I kind of very like the idea of using Data Block API in order to create databunch. I also understand the pipeline and the order of series of operations used.
But when I dig more into the source code to understand what really happens behind, I feel lost at some points. Maybe Jeremy will make it more clear in the next lectures but now I like to clarify something:

Nomally the pipeline in block api should be processed:
Example for text problem : TextList -> ItemList -> ItemLists -> LabelLists -> Databunch.
So where would the text in dataset be transformed into numbers and preprocessed? I guess that would be done by calling process method but I don’t know exactly where it would be called in the pipeline above.
Maybe related to the first question. But what are the private variables such as _bunch, _processor in TextList class used for? they are created at the beginning of the class, but I don’t see either they are called somewhere in the pipeline (maybe my bad)
In lesson 3, i had an error while trying to print

print(TextList.from_csv(path, 'texts.csv', cols='text'))

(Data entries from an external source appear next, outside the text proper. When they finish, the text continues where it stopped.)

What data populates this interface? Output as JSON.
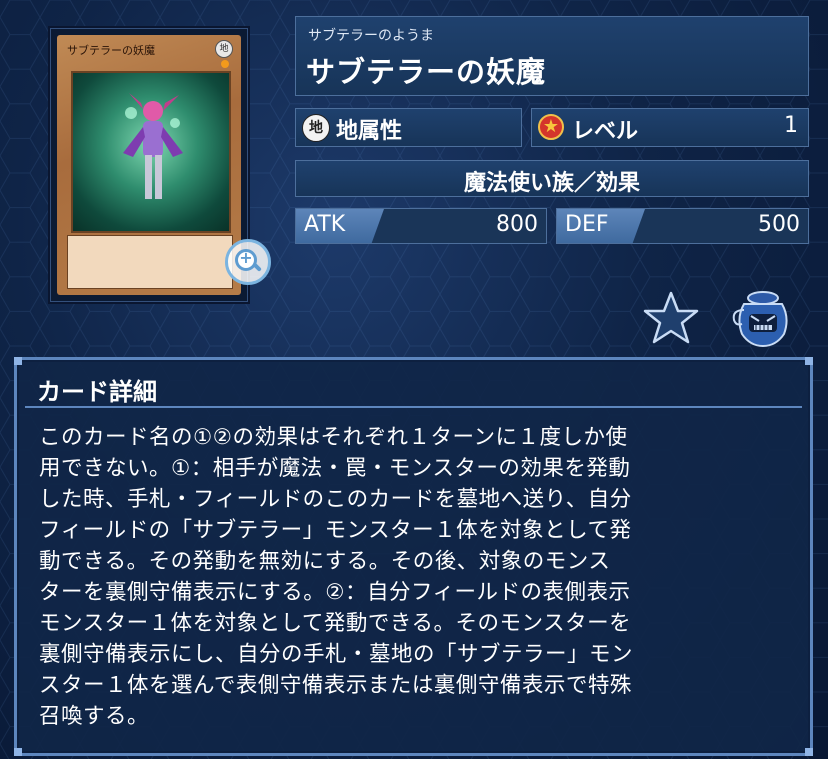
{
  "card": {
    "name_on_card": "サブテラーの妖魔",
    "attribute_glyph": "地",
    "zoom_icon": "zoom-in-icon"
  },
  "header": {
    "ruby": "サブテラーのようま",
    "name": "サブテラーの妖魔"
  },
  "attribute": {
    "icon_text": "地",
    "label": "地属性"
  },
  "level": {
    "label": "レベル",
    "value": "1"
  },
  "type_line": "魔法使い族／効果",
  "stats": {
    "atk_label": "ATK",
    "atk_value": "800",
    "def_label": "DEF",
    "def_value": "500"
  },
  "actions": {
    "favorite_icon": "star-icon",
    "pot_icon": "pot-icon"
  },
  "detail": {
    "title": "カード詳細",
    "lines": [
      "このカード名の①②の効果はそれぞれ１ターンに１度しか使",
      "用できない。①：相手が魔法・罠・モンスターの効果を発動",
      "した時、手札・フィールドのこのカードを墓地へ送り、自分",
      "フィールドの「サブテラー」モンスター１体を対象として発",
      "動できる。その発動を無効にする。その後、対象のモンス",
      "ターを裏側守備表示にする。②：自分フィールドの表側表示",
      "モンスター１体を対象として発動できる。そのモンスターを",
      "裏側守備表示にし、自分の手札・墓地の「サブテラー」モン",
      "スター１体を選んで表側守備表示または裏側守備表示で特殊",
      "召喚する。"
    ]
  },
  "colors": {
    "panel": "#1f416e",
    "border": "#5d86be",
    "level_red": "#d4352b",
    "star_gold": "#f7c63d"
  }
}
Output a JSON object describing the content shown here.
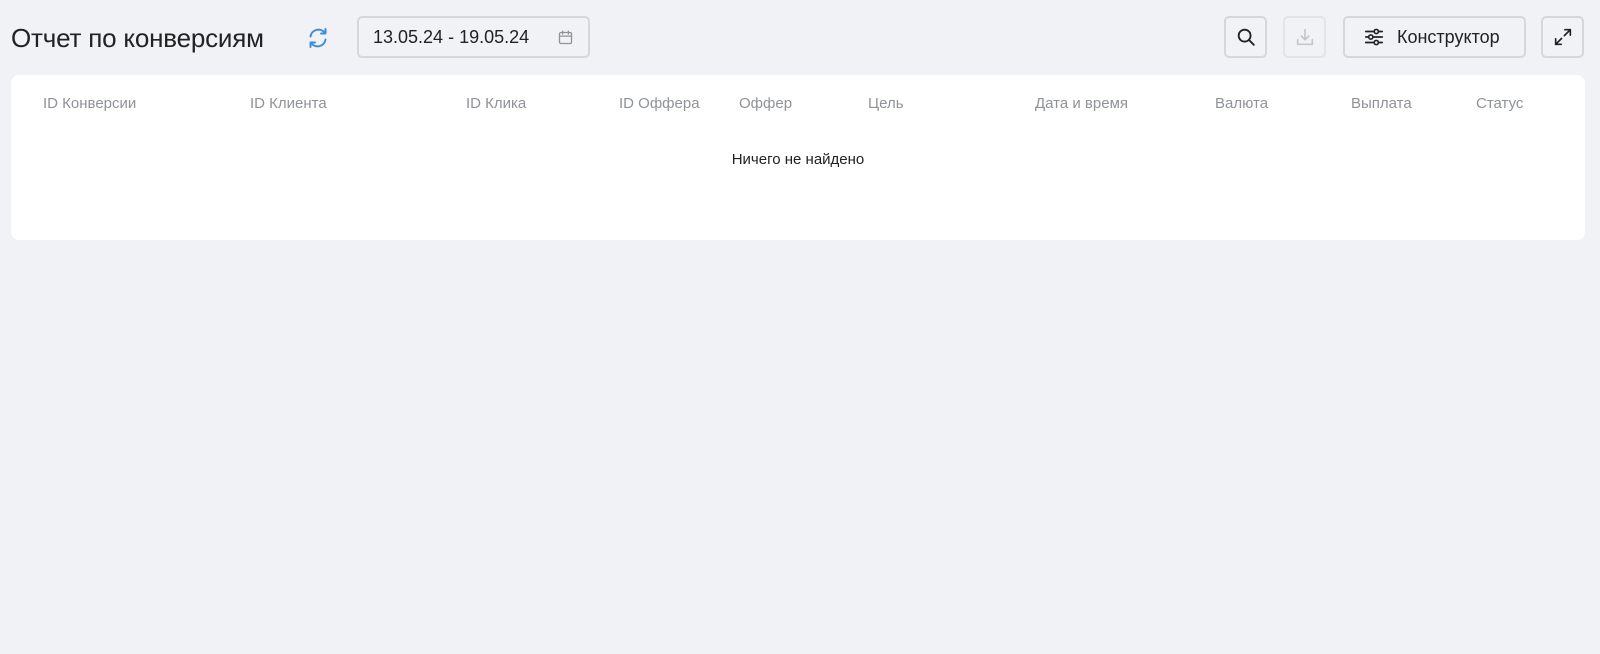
{
  "header": {
    "title": "Отчет по конверсиям",
    "date_range": "13.05.24 - 19.05.24",
    "constructor_label": "Конструктор"
  },
  "icons": {
    "refresh": "refresh-icon",
    "calendar": "calendar-icon",
    "search": "search-icon",
    "download": "download-icon",
    "sliders": "sliders-icon",
    "expand": "expand-icon"
  },
  "table": {
    "columns": [
      "ID Конверсии",
      "ID Клиента",
      "ID Клика",
      "ID Оффера",
      "Оффер",
      "Цель",
      "Дата и время",
      "Валюта",
      "Выплата",
      "Статус"
    ],
    "empty_message": "Ничего не найдено"
  },
  "colors": {
    "background": "#f1f2f6",
    "card": "#ffffff",
    "accent": "#3b8fd9",
    "muted_text": "#8f9298",
    "border": "#d6d7dc"
  }
}
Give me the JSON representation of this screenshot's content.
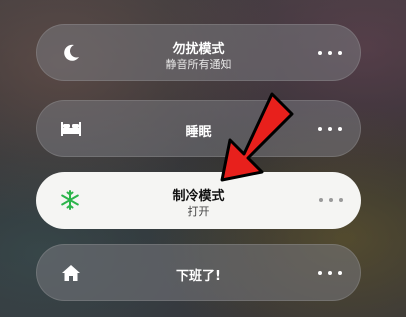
{
  "focus_modes": [
    {
      "title": "勿扰模式",
      "subtitle": "静音所有通知",
      "icon": "moon-icon",
      "active": false
    },
    {
      "title": "睡眠",
      "subtitle": "",
      "icon": "bed-icon",
      "active": false
    },
    {
      "title": "制冷模式",
      "subtitle": "打开",
      "icon": "snowflake-icon",
      "active": true,
      "icon_color": "#2bb44a"
    },
    {
      "title": "下班了!",
      "subtitle": "",
      "icon": "home-icon",
      "active": false
    }
  ],
  "annotation": {
    "arrow_color": "#e8201c",
    "icon": "red-arrow-icon"
  }
}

AttributeError: 'NoneType' object has no attribute 'textify'

Same thing happens for TabularList. Is it normal? in this case, it should print out the type fastai.text.data.TextList, right?

Thanks!

sebderhy · December 24, 2018, 10:13am

I think I have a similar problem, when trying to create a text list from a dataframe (or when using a csv created from my dataframe).

First I run the following line, which seems to work:
textlist = TextList.from_df(df_lm, path, cols='description')

However, I think the object created is not good, because when I run:
textlist.\_\_getitem\_\_(6)

I also get the error:
AttributeError: 'NoneType' object has no attribute 'textify'

The weird thing is that I can see the text data without issue when doing:
textlist.items[6]

Any idea what could be the issue, and how to solve it?